The National Governors’ Association (NGA) recently proposed “that collective worship should be abolished in schools without a designated religious character.”
In a statement that is both very welcome and long overdue, the NGA explained: “Few schools can or do meet the current legislative requirement for a daily act of collective worship, partly because there isn’t space in most schools to gather students together, and often staff are unable or unwilling to lead a collective worship session. There is also the added issue that worship implies belief in a particular faith – if the ‘act of worship’ is not in your faith then it is meaningless as an act of worship. The view was taken that schools are not places of worship, but places of education, and expecting the worship of a religion or religions in all schools should not be a compulsory part of education in England today. This is different in schools with a religious character – as faith schools are termed in the legislation – where parents have chosen to send their child in the knowledge that the particular faith and its worship is at the core of the ethos of the school…. It is important that students should continue to be taught a broad and balanced curriculum that encourages a knowledge and understanding of all faiths.”
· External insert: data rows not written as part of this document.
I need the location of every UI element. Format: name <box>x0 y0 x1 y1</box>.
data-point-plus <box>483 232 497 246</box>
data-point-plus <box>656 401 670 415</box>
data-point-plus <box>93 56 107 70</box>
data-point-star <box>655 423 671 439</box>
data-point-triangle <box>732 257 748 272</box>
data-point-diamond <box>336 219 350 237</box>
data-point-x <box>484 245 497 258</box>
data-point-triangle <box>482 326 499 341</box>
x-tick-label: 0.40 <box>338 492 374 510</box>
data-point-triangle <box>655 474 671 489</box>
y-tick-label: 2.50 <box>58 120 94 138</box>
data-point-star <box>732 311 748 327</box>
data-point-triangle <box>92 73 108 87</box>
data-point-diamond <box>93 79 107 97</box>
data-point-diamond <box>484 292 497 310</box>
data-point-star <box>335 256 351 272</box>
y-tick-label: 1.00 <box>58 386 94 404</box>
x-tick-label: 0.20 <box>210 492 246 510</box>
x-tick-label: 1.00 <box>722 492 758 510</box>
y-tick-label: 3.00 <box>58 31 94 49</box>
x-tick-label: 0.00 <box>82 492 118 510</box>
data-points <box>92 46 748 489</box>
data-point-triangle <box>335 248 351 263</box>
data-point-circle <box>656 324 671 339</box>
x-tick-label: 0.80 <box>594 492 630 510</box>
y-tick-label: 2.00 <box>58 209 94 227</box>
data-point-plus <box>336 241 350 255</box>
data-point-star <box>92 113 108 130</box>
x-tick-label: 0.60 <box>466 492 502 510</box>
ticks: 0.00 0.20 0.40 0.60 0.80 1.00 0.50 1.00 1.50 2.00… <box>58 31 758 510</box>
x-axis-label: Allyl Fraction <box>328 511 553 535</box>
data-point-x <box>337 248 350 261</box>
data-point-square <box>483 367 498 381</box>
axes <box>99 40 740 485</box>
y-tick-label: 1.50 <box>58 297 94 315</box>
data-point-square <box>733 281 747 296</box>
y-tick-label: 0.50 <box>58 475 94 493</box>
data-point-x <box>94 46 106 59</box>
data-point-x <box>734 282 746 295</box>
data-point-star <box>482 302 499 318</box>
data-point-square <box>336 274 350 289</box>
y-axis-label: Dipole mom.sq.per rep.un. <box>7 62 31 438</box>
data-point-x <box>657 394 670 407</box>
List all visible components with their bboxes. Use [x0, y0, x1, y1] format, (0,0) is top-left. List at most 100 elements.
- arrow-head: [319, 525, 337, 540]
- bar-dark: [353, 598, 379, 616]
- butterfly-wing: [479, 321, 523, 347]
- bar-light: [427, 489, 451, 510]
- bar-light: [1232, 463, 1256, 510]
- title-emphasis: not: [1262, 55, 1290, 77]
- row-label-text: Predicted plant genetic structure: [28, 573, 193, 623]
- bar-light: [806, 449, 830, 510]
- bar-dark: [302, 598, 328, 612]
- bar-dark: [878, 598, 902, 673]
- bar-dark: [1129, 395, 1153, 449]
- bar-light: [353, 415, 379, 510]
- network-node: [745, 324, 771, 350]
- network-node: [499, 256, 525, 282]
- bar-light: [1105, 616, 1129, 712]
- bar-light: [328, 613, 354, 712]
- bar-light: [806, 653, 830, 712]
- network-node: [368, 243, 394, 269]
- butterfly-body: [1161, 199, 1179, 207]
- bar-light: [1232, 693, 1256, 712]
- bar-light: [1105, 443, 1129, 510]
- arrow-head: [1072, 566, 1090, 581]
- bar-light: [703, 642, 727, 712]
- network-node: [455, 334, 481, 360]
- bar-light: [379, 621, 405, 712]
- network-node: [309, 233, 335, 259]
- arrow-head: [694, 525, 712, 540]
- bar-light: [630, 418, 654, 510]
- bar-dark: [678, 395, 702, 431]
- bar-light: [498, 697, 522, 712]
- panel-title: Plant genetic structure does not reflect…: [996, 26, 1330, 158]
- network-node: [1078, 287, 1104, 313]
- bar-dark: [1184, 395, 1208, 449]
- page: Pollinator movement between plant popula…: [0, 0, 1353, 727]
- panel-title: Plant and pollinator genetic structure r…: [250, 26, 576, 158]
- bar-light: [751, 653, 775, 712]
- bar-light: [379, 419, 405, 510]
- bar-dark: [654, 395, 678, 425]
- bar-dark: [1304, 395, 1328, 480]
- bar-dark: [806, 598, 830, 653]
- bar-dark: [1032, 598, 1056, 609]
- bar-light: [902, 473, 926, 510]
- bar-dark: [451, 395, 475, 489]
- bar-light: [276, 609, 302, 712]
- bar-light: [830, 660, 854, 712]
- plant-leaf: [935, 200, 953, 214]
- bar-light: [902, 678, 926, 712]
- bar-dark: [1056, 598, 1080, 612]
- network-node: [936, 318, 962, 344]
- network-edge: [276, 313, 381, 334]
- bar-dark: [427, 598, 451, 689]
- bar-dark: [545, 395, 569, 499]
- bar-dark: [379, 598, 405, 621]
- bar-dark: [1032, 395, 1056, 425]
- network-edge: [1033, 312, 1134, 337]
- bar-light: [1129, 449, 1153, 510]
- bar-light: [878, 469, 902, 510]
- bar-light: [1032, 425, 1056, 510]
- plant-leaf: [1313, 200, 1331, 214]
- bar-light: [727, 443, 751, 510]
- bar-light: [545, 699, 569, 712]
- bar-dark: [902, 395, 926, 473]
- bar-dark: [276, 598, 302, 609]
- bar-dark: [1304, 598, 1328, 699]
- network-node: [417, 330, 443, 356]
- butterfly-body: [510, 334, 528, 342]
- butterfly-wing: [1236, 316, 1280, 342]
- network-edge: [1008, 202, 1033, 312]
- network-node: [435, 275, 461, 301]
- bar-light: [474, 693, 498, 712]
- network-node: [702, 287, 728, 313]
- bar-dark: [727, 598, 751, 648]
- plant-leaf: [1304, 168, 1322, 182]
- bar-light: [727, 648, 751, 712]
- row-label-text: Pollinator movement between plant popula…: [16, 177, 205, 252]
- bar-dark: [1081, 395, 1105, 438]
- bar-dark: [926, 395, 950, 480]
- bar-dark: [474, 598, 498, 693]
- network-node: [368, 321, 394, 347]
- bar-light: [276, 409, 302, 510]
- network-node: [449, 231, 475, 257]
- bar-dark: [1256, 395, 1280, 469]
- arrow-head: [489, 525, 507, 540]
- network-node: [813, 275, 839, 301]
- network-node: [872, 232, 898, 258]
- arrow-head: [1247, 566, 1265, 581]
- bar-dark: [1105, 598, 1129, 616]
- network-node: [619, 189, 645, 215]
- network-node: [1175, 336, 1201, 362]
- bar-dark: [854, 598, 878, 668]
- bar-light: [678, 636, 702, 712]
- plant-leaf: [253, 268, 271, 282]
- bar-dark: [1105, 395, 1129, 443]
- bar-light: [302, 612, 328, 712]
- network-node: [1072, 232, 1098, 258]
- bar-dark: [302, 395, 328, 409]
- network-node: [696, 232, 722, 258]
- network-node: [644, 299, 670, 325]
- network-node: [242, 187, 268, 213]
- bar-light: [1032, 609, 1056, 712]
As things stand at present, Christian worship is compulsory in our state schools. Since 1944, the law has required all schools, even non-faith schools, to hold an act of collective worship every day, which must be ‘broadly Christian’ in character. This is ridiculous and anachronistic. Learning about the world’s various religions, along with all the important secular philosophies, is an appropriate element of education. Worship is not.
It reinforces a cultural and religious identity to the exclusion of others and fails to prepare children for a diverse society. But, worse than that, it narrows children’s horizons. And for that reason alone, it should be jettisoned by the education authorities as soon as possible.